Pas “on part ensemble et chacun fait sa vie au bout de 2 km”, pas “on se retrouve au parking après les boucles”. Non : on reste groupés, on discute, on accepte le rythme réel du moins rapide. C’est une expérience sociologique autant que physiologique :

  • les rapides découvrent ce que c’est que de vraiment trottiner en endurance fondamentale ;
  • les moins rapides découvrent ce que c’est que de ne pas être à la corde en permanence ;
  • tout le monde s’entraîne à écouter autre chose que sa montre : les gens autour, les sensations, le plaisir simple de courir sans cible.

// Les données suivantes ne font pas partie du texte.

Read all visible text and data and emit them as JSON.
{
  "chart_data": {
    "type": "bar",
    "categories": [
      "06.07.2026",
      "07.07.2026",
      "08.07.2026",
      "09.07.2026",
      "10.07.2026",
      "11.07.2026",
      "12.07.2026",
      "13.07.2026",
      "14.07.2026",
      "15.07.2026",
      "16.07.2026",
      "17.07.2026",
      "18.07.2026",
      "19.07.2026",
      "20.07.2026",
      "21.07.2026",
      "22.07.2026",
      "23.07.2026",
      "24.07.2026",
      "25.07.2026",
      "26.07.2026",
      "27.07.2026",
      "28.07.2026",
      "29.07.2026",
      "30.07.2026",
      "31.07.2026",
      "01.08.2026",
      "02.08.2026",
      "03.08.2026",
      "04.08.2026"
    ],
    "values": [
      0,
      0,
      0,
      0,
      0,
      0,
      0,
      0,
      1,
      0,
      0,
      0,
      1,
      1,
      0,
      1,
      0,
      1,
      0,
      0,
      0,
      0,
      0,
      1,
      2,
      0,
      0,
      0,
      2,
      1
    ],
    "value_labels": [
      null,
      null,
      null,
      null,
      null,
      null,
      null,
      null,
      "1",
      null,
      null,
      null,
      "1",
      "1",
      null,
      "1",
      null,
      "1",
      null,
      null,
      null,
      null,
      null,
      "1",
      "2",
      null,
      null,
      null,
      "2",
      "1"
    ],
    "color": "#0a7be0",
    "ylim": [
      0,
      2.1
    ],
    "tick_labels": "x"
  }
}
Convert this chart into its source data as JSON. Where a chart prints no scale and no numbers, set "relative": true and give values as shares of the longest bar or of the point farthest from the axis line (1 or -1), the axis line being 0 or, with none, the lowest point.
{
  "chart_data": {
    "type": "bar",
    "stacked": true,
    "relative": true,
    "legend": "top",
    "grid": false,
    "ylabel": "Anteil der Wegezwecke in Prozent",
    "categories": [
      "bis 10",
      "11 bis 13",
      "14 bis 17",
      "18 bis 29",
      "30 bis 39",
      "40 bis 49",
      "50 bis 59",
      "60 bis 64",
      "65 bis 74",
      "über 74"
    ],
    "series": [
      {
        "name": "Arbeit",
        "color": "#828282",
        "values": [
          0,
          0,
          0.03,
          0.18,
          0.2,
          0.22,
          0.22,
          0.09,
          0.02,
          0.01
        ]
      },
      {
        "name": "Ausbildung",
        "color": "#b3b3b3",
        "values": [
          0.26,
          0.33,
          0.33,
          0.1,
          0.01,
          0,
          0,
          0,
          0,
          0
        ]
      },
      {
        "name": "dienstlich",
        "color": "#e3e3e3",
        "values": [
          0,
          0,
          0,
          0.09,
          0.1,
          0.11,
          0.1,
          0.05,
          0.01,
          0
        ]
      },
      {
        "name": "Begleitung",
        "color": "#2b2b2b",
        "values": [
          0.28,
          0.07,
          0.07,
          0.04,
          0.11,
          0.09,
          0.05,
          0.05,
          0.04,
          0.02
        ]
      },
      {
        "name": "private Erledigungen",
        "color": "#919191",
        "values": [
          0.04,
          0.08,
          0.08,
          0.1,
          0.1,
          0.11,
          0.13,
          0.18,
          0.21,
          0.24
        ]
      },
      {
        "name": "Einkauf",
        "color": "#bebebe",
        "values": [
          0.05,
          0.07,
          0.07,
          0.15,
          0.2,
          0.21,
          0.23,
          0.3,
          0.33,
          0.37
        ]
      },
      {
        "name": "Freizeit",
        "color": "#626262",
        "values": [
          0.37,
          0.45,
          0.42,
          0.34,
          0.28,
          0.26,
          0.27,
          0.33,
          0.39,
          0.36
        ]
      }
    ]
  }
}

Si ton club est incapable d’accepter ça une fois dans l’année, tu as ta réponse : ce n’est pas un groupe de course à pied, c’est un concours de survie cardio. À toi de décider si tu veux y laisser ton Vagal Drive jusqu’à l’usure ou si tu préfères construire un entourage compatible avec la longévité.

Conclusion : le courage, ce n’est pas de suivre, c’est de savoir lever le pied

Décembre n’a pas besoin d’un Bla-bla run de plus qui finit à bloc. Il a besoin de quelques sorties honnêtes où tu honores ton axe HPA, ton Vagal Drive et ton intelligence de coureur. Tu peux continuer à te raconter que “c’était cool, on a un peu accéléré à la fin”, ou tu peux te demander si ton corps avait vraiment besoin de ça en sortie de journée chargée.

Le courage, ce n’est pas d’accrocher coûte que coûte le groupe de devant. Le courage, c’est de dire “je ralentis” quand tout ton système crie que la caisse est vide. Et si tu sens que tu as déjà accumulé trop de semaines en mode Bla-bla run qui finit en seuil, va jeter un œil au protocole de désintox Vagal Drive décrit dans l’article dédié : c’est littéralement fait pour t’aider à sortir de ce bruit organisé.

Comme disait un vieux briscard en survêt au bord de la piste : “Les moutons suivent le troupeau jusque dans le ravin. Les coureurs intelligents, eux, savent quand il est temps de couper à travers champ.”